• Luigi

Chapter3-2 : Are you forcing yourself always to play the part of a nice person? That’s pointless, an



We wear masks because we want to be thought well of by those around us.

Clearly, we cannot live without some concern for how other people regard us.

But it is extremely dangerous to think that the self as reflected in the eyes of others is the whole of one’s existence.

The reason is that it is by no means the case that the mirror of “the eyes of others” accurately views and rightly evaluates your self.

The eyes of others are distorting mirrors that keep changing depending on the other persons’ convenience.

The celebrated fifteenth-century Zen monk Ikkyu wrote the poem:

“Today they praise, tomorrow they’ll attack The mouths of men, whether they weep or smile Are of this lying world.”

As the poem suggests, someone may always have told you, “What a fine person you are!

And yet when things get rough, he may abruptly change his attitude and speak ill of you:“I didn’t realize he was that kind of person! I was taken in!

That’s the way people are.

Certainly we often hear comments like, “He’s a good person” or “He’s a bad person,” but the basis of such remarks is usually the speaker’s own convenience or self-interest.

A person who is helpful to one will seem like a good person and a person who causes problems for us will seem like a bad person.

There is a story about the heroic French leader Napoleon receiving the applause of a crowd of people standing before him.

One of his subordinates exclaimed: “Just look at how the people praise you, Your Excellency!”

Napoleon’s response was: “There is nothing so unreliable as the people’s praises.

If I lose one war, they will be shouting ‘Send him to the guillotine!’”

Thus, people speak words of praise and encouragement when things are going well for another person.

But when things begin to go badly for him, they do an about-face and criticize him relentlessly.

Such is the reality of the mirror of “the eyes of others.

Therefore, the fact that you have been spoken ill of and criticized by others does not necessarily mean that you are bad.

It may simply mean that your actions happened to be unhelpful or inconvenient for the persons who have criticized you.

Or, to take the opposite case, it is dangerous to be too elated at one’s own abilities even when praised by those around you.

It may simply be that your actions happened to be helpful or convenient for the persons who have praised you.

If you become a source of inconvenience or trouble to them, their view of you will change entirely: “So he was that bad a person, eh?
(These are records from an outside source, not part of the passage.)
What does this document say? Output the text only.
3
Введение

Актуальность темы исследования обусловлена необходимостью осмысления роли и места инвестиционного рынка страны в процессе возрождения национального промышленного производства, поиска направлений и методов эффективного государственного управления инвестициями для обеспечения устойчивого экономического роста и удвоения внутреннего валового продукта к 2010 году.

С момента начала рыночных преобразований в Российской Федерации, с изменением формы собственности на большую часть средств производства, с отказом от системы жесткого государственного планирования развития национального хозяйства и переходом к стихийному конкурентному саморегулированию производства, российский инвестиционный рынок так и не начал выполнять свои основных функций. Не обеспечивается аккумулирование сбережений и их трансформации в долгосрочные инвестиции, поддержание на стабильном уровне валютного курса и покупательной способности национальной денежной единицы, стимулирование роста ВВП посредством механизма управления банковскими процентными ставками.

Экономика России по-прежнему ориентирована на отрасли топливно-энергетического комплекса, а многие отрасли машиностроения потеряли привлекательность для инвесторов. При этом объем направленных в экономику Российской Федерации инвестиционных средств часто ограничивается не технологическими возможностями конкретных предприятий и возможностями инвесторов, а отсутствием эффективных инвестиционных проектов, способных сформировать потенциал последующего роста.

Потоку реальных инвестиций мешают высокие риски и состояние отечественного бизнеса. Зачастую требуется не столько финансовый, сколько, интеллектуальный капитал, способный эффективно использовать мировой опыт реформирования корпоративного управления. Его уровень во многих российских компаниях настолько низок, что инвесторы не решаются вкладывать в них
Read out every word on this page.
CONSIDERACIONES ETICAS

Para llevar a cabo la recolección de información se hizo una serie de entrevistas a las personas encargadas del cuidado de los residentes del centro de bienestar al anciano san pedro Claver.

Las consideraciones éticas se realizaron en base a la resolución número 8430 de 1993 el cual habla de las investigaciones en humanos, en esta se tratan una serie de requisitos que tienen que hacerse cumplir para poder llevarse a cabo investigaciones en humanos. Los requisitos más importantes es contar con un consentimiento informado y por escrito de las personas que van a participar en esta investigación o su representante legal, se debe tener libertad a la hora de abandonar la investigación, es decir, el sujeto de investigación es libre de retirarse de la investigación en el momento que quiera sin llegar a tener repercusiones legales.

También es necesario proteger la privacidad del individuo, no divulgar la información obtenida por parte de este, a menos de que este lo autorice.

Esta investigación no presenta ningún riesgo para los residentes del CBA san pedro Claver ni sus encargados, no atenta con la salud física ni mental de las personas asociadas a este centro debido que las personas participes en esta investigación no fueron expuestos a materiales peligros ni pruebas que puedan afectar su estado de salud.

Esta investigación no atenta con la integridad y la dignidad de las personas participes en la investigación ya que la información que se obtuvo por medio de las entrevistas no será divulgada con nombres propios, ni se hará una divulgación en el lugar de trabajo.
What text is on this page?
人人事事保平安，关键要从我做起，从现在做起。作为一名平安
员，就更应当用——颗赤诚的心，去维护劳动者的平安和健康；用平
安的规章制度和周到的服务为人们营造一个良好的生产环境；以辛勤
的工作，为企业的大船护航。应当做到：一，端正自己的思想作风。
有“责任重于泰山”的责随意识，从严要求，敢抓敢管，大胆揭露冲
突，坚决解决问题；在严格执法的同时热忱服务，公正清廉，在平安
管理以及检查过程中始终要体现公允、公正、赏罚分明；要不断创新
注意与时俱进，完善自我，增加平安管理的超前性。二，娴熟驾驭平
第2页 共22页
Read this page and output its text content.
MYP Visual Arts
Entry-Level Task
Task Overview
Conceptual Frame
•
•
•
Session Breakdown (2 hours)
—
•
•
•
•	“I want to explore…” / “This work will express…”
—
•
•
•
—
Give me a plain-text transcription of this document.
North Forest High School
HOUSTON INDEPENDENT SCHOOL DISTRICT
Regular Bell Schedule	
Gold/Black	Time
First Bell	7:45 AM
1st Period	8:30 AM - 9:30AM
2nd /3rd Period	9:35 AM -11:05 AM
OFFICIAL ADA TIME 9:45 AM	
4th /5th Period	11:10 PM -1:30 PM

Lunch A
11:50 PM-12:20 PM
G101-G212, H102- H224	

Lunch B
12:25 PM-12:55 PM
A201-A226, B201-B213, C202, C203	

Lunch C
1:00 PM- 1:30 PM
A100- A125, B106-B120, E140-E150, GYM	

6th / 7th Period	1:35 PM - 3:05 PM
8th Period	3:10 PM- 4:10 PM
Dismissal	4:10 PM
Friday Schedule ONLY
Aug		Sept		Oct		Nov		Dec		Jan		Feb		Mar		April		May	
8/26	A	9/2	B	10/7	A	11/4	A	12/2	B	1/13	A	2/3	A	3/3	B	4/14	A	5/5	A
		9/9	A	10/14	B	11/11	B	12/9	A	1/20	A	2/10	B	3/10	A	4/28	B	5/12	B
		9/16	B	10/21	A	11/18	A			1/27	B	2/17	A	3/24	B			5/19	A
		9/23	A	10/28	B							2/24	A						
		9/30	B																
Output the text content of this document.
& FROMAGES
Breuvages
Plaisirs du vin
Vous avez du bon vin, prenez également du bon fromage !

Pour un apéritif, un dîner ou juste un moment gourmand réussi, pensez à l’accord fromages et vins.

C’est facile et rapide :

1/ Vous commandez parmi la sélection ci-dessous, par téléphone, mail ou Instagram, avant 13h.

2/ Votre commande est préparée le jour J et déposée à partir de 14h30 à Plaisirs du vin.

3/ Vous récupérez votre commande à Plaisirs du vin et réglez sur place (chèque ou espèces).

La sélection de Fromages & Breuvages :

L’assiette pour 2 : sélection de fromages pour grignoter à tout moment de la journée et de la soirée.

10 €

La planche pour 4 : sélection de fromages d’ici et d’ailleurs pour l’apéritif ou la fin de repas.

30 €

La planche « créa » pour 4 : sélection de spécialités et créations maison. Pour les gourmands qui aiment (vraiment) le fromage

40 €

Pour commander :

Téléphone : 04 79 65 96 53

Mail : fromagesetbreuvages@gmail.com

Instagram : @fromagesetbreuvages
We were taken in by him!”

You must not be taken in by other people’s evaluation of you.

Of course the desire to be well thought of by those around you is itself a good and important thing because it motivates you to try to do good.

Nonetheless, the attempt to force yourself always to play the part of a nice person is pointless and will merely tire you out.

You may try skillfully to keep on top of the ever-turning ball that is “the eyes of others,” but you never know when you might fall off, and that leads to anxiety and fatigue.

There is a proverb:

"A pig that is praised remains a pig, and a lion that is reviled remains a lion."

So always remember that, whether you are praised or censured by those around you, your value as a person does not change in the least.